Washington plaide pour un nouvel accord multilatéral après l’expiration du traité New START

Les États-Unis ont appelé vendredi à la conclusion d’un nouvel accord sur le contrôle des armements, au lendemain de l’expiration du traité New START qui limitait les arsenaux nucléaires stratégiques de Washington et Moscou.
Alors que la Russie avait proposé de prolonger d’un an les dispositions de l’accord afin de négocier un texte de remplacement, le président américain Donald Trump a rejeté cette option, affirmant qu’un nouveau traité était nécessaire. Le sous-secrétaire d’État au contrôle des armements, Thomas DiNanno, a estimé lors d’une conférence sur le désarmement à Genève que la prolongation ne profiterait ni aux États-Unis ni à la communauté internationale, car le traité était incomplet et n’incluait pas la Chine.
« En 2026, un accord bilatéral avec une seule puissance nucléaire n’est plus adapté », a-t-il déclaré, soulignant que Washington fait face à la menace de plusieurs États dotés de l’arme atomique.
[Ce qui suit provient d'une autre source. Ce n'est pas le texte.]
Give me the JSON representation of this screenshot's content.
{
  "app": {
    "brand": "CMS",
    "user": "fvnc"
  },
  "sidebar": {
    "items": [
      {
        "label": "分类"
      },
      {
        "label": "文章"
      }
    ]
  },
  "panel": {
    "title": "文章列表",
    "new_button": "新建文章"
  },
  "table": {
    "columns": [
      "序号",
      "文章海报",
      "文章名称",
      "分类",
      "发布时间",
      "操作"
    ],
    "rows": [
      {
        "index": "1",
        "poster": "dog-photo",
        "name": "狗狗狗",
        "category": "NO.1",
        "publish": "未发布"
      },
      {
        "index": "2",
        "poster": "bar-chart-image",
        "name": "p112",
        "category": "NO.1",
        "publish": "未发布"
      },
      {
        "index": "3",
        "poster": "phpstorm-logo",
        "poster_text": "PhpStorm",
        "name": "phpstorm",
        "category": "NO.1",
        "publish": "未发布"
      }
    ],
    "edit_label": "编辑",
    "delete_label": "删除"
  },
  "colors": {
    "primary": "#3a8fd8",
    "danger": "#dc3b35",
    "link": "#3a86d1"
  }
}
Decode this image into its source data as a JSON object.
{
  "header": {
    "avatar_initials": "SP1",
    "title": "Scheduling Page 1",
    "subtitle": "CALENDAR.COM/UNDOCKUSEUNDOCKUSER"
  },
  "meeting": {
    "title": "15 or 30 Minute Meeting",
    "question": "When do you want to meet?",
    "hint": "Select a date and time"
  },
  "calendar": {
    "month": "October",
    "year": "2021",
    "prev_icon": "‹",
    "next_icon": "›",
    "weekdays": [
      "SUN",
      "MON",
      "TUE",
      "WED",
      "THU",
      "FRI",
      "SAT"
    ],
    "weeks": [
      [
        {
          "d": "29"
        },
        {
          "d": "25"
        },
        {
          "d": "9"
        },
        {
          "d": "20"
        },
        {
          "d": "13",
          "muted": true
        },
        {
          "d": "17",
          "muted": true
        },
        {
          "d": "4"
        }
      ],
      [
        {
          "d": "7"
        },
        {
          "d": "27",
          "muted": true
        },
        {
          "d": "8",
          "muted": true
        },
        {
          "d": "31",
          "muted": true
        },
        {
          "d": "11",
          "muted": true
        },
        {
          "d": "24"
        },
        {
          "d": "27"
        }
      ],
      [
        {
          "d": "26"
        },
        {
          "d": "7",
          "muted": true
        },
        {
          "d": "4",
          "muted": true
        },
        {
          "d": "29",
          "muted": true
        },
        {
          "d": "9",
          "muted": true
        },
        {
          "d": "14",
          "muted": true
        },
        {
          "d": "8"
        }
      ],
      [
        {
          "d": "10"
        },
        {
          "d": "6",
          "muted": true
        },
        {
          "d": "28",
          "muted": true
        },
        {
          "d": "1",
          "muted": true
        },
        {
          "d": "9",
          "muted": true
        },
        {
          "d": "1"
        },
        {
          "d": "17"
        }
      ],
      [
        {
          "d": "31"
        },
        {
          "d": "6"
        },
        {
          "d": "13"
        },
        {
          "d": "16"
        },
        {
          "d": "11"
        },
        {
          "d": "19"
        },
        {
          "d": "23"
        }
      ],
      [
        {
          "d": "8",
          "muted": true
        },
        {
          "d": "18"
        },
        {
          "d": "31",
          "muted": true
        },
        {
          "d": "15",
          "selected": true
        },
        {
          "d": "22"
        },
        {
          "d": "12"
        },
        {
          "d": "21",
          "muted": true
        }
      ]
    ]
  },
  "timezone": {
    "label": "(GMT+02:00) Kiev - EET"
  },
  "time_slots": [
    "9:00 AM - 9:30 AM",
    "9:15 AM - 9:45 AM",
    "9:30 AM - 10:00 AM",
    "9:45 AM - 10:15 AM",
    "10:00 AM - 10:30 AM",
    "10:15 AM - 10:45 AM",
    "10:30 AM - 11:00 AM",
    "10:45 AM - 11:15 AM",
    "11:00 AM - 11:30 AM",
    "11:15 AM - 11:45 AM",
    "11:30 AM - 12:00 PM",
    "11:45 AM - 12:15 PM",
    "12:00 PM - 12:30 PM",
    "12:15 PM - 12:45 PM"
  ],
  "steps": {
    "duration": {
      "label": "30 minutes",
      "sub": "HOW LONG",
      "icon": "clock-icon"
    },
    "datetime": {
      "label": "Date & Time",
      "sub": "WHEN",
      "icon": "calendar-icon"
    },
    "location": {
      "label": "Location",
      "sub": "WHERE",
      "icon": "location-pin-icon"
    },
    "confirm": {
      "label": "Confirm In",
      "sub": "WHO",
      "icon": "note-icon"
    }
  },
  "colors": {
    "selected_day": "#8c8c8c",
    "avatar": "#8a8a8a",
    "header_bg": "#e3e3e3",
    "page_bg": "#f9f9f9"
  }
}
Trump, qui s’est récemment entretenu avec le président chinois Xi Jinping, souhaite que Pékin soit associé à un futur accord. Mais l’ambassadeur chinois Shen Jian a exclu toute participation, rappelant que son pays dispose d’un arsenal bien inférieur à celui des États-Unis et de la Russie.
De son côté, l’ambassadeur russe Guennadi Gatilov a regretté que Washington n’ait pas accepté de prolonger New START, mais a affirmé que la Russie restait disposée à discuter. Il a précisé que Moscou participerait à des négociations multilatérales si le Royaume-Uni et la France étaient également impliqués.